Late last year, the government also held a competition for £25m to invest in 5G testbeds and trials – to create a “5G ecosystem” and develop use cases.
As far as education is concerned, the time to start planning is now. By 2020, says Sutton, commercial 5G networks should be in operation – while, according to mobile company Ericsson, there will be one billion 5G subscriptions by 2023.
Above all, technologists and curriculum experts need to get talking about the possibilities.
“We need to take this technology and talk about it in medical schools, engineering colleges, in humanities, in tourism,”
“How do you engage all the different faculties, to explain to them the technology and allow them to use their imagination to develop use cases?
“I’m enthusiastic about 5G – and we’re just starting to scratch the surface.”

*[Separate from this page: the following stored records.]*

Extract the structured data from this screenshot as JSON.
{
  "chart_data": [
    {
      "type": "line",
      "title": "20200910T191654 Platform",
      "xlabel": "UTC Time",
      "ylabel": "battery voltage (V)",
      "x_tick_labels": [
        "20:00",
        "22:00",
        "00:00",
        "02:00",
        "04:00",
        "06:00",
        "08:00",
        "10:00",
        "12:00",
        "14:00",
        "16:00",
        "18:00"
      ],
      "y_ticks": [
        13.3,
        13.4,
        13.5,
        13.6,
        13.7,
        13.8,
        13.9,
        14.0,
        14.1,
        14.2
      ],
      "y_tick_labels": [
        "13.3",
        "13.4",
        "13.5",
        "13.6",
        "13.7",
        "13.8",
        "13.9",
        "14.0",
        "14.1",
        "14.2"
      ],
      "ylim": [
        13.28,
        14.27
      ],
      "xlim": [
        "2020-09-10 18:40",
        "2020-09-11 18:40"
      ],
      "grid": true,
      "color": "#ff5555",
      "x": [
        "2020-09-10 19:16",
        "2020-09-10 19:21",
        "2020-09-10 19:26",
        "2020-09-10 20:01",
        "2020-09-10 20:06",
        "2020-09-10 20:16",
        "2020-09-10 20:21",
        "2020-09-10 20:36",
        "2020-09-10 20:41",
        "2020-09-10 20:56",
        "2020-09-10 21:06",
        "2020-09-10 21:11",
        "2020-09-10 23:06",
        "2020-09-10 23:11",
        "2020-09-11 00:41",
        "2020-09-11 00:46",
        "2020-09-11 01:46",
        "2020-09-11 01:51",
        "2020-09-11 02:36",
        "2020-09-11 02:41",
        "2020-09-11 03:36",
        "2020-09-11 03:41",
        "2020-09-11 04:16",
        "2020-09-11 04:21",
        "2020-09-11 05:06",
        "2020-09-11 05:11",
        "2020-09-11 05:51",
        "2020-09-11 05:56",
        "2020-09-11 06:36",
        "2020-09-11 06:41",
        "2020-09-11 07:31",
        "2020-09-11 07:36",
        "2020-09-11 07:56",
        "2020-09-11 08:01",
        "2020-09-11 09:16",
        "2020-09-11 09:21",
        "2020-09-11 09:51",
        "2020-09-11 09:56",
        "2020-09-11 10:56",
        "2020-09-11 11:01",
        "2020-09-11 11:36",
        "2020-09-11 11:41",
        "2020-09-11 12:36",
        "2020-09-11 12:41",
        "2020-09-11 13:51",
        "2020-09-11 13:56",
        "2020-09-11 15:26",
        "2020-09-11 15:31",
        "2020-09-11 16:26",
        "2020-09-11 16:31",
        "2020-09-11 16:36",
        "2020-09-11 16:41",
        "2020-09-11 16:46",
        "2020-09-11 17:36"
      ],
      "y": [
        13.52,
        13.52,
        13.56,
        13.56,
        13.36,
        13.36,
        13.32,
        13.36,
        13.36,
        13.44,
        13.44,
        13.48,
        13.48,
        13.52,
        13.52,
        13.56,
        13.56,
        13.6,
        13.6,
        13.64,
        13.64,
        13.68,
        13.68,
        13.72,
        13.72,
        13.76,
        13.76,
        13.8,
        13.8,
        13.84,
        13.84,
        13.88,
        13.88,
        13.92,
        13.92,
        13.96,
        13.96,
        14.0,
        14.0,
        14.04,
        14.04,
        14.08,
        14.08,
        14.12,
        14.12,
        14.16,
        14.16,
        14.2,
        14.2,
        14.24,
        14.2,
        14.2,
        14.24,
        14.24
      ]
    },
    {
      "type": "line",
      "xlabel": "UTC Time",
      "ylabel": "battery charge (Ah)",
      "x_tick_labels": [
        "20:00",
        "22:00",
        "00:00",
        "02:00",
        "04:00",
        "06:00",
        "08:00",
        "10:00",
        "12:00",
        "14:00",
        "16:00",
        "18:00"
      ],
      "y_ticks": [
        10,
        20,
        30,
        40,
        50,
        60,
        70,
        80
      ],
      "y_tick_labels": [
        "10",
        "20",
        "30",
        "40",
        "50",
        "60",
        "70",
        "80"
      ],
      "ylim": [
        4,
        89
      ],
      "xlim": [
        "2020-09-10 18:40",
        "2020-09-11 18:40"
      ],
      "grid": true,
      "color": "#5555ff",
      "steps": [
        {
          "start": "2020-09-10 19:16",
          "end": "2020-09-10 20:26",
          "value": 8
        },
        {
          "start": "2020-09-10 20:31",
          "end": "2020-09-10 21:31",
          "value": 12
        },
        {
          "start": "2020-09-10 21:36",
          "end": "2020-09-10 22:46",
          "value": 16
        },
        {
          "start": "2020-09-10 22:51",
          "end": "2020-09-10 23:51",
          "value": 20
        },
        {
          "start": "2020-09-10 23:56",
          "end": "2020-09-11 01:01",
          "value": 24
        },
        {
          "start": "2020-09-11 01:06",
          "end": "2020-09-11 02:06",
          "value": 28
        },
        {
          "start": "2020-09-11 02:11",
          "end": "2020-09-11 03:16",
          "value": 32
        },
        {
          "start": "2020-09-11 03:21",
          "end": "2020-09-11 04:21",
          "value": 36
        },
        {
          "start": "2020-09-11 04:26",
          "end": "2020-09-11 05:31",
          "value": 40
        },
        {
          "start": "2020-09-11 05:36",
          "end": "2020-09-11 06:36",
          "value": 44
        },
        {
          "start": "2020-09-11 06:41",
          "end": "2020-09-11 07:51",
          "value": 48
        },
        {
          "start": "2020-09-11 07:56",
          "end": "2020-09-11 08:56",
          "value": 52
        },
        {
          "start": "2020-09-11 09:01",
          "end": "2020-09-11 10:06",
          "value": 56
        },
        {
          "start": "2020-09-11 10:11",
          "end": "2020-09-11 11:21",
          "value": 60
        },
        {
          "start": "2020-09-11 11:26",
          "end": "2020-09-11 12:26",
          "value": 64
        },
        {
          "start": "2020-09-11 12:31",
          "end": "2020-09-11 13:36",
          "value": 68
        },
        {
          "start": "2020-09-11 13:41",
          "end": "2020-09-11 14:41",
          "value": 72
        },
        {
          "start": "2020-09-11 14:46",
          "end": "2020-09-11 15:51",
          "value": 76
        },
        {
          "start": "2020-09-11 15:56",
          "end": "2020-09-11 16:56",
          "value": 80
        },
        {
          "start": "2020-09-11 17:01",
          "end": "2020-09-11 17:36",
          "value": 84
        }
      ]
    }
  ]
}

Demonstrating low-latency 5G
At the Mobile World Congress in Barcelona in 2018, the University of Surrey, King’s College London and the University of Bristol showed off the world’s first 5G end-to-end network – with an apparently simple demonstration of a remotely controlled robotic foot stroking a football into a goal.
The kicker – if you can call it that – was that the robot was replicating the actions of an invited human player in another exhibition hall.
In education, one might imagine a lecturer in one room demonstrating anatomical movements or the effects of forces in physics – as students in different parts of the country, or the world, interact in real time.